Not as far fetched as it sounds when you combine two simple but fascinating concepts. You’ll see why in a minute. But first I want to say thanks for all the positive responses I’ve received so far for other articles. It always feels good to get nice feedback.

The first concept involves a study that was done in a university class. The professor was doing an experiment to see if pair bonding in humans follows the rule that like generally attracts like. That is, high status people attract high status people, medium status people attract medium status people and so on. Keep in mind this is not any law of nature or anything set in stone. It was just a simple experiment to show a simple phenomenon.

What they did was give a bunch of students some Popsicle sticks (or something resembling Popsicle sticks) with a number written on them. The numbers ranged from one to thirty, as there were thirty members of the class. The goal was that they all had to pair up, but they each had to pair up with the highest number that they could. The trick was that nobody could see their own number. So the unfortunate folks that had low numbers kept going around trying to pair up with high numbers, and were rejected over and over again. The people that had high numbers suddenly found themselves surrounded by people begging for their attention. All they had to do was to pick the highest number of the group clamoring for their attention.
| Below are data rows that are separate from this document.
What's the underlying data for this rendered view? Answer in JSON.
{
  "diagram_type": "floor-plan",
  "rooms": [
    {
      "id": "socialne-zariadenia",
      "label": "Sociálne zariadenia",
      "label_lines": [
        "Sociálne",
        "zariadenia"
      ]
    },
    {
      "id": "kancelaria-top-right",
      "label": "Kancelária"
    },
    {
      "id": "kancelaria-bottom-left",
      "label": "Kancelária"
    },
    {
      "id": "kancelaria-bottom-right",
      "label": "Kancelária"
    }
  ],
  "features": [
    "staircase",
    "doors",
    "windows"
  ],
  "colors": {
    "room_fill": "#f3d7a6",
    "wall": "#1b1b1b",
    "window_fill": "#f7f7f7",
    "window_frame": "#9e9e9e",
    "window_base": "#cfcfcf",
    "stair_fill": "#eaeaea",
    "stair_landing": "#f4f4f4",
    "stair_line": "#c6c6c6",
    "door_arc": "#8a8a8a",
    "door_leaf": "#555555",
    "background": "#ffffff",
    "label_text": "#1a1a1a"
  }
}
So then, here is concept number one: 

People tend to set their level of status, at least in part, based on how others treat them.
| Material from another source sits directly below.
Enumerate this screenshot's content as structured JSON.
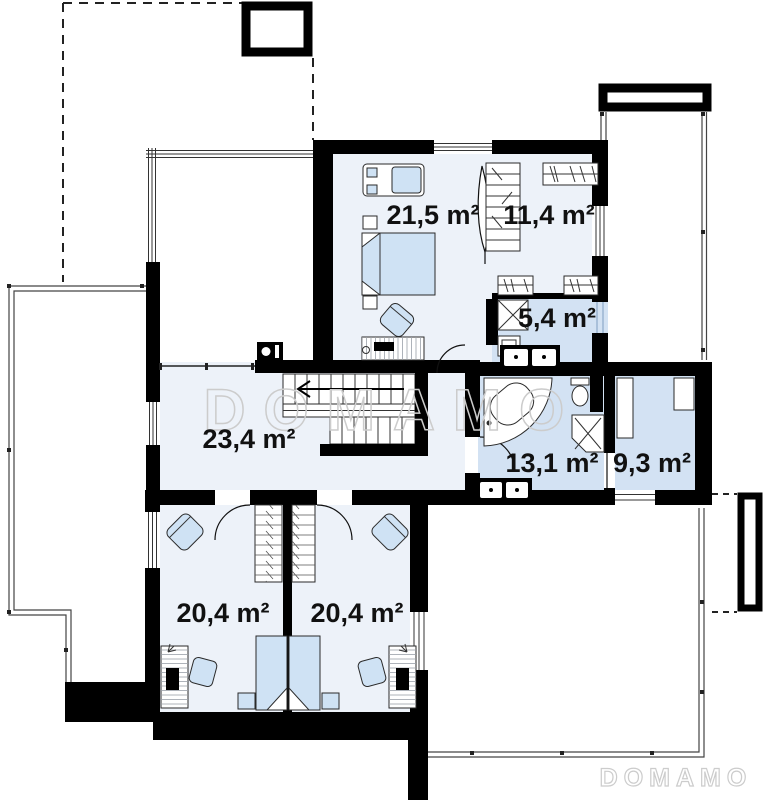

Now we move on to concept number two. The self fulfilling prophecy. Imagine you are going a party. You are in a bummed out mood, you don’t think anybody will talk to you. So you already have a belief that you are uninteresting. You don’t put on your favorite shirt, you don’t spend too much time getting dressed. When you walk into the party, since you’ve already determined that nobody wants to talk to you, you keep your eyes lowered, you mumble a lot. And guess what? Nobody wants to talk to you.
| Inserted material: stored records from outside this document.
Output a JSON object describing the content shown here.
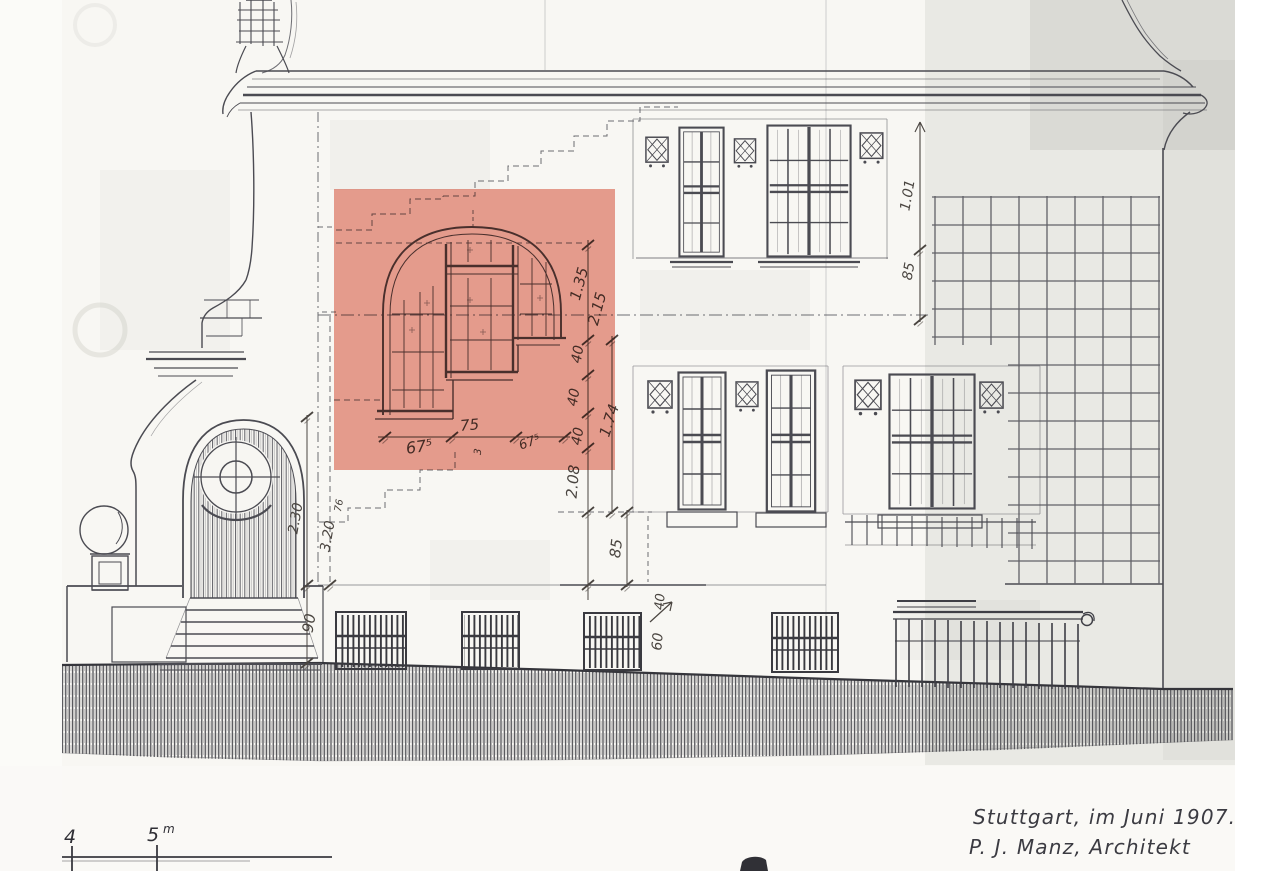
{
  "colors": {
    "highlight": "#d74127",
    "paper": "#f8f7f3",
    "ink": "#4b4b52"
  },
  "signature": {
    "location_date": "Stuttgart, im Juni 1907.",
    "architect": "P. J. Manz, Architekt"
  },
  "scale_bar": {
    "tick_4": "4",
    "tick_5": "5",
    "unit": "m"
  },
  "dimensions": {
    "arch_height": "1.35",
    "arch_total_height": "2.15",
    "step_a": "40",
    "step_b": "40",
    "step_c": "40",
    "right_height": "1.74",
    "lower_height": "2.08",
    "width_left": "67⁵",
    "width_center": "75",
    "width_center_sub": "3",
    "width_right": "67⁵",
    "upper_right_a": "1.01",
    "upper_right_b": "85",
    "mid_height": "85",
    "base_a": "40",
    "base_b": "60",
    "porch_base": "90",
    "porch_height": "2.30",
    "porch_total": "3.20",
    "porch_sub": "76"
  }
}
Have you ever experienced the opposite? You do something really well, and because you are in such a fantastic mood, people treat you like a king. Even people that have never met you before, and have no idea you’ve just done something really awesome.

So then, here is concept number two:

People will treat you, at least in part, based on the level of status you give yourself.

Now imagine if you have these two working against you. You think you are a terrible loser. You walk around, acting like a terrible loser. Because you are acing like a terrible loser, people treat you like a terrible loser. Which makes you feel even more like a terrible loser, which makes people…..  You get the idea.

Now imagine the opposite. Nobody knows you from Adam. But because you feel really good, you walk upright, straight posture, smile on your face, and people naturally treat you kindly and with respect. Which makes you feel better, so you act bolder, more outgoing, with more charisma. Which makes people even notice you even more, and so on and so on.

So if you notice yourself in situation number one, how do you bust out and move into situation number two? Give yourself and others the benefit of the doubt. Briefly turn your focus in on yourself, and cheer yourself up. Give yourself a pep talk. Say nice things to yourself. After a few minutes of this, go out into the world and give others the benefit of the doubt. You smile at somebody and they don’t smile back? No problem, they’re too busy. They’re worried about something. Feel kindness for them, and silently wish them luck. You sit down and somebody fidgets a little bit? That’s ok. That just means that you made them a little nervous because your charisma is naturally growing. Be kind to them.

The trick is once you start paying attention to other people, simply allow yourself to interpret their actions in a favorable light. Who really knows what’s going on in their mind. They more you look for and expect positive feedback from others, the more you’ll naturally be able to see it and appreciate it for what it is.

Proof that you are incredibly charismatic and irresistibly drawing the uncontrollable desire of all those around you.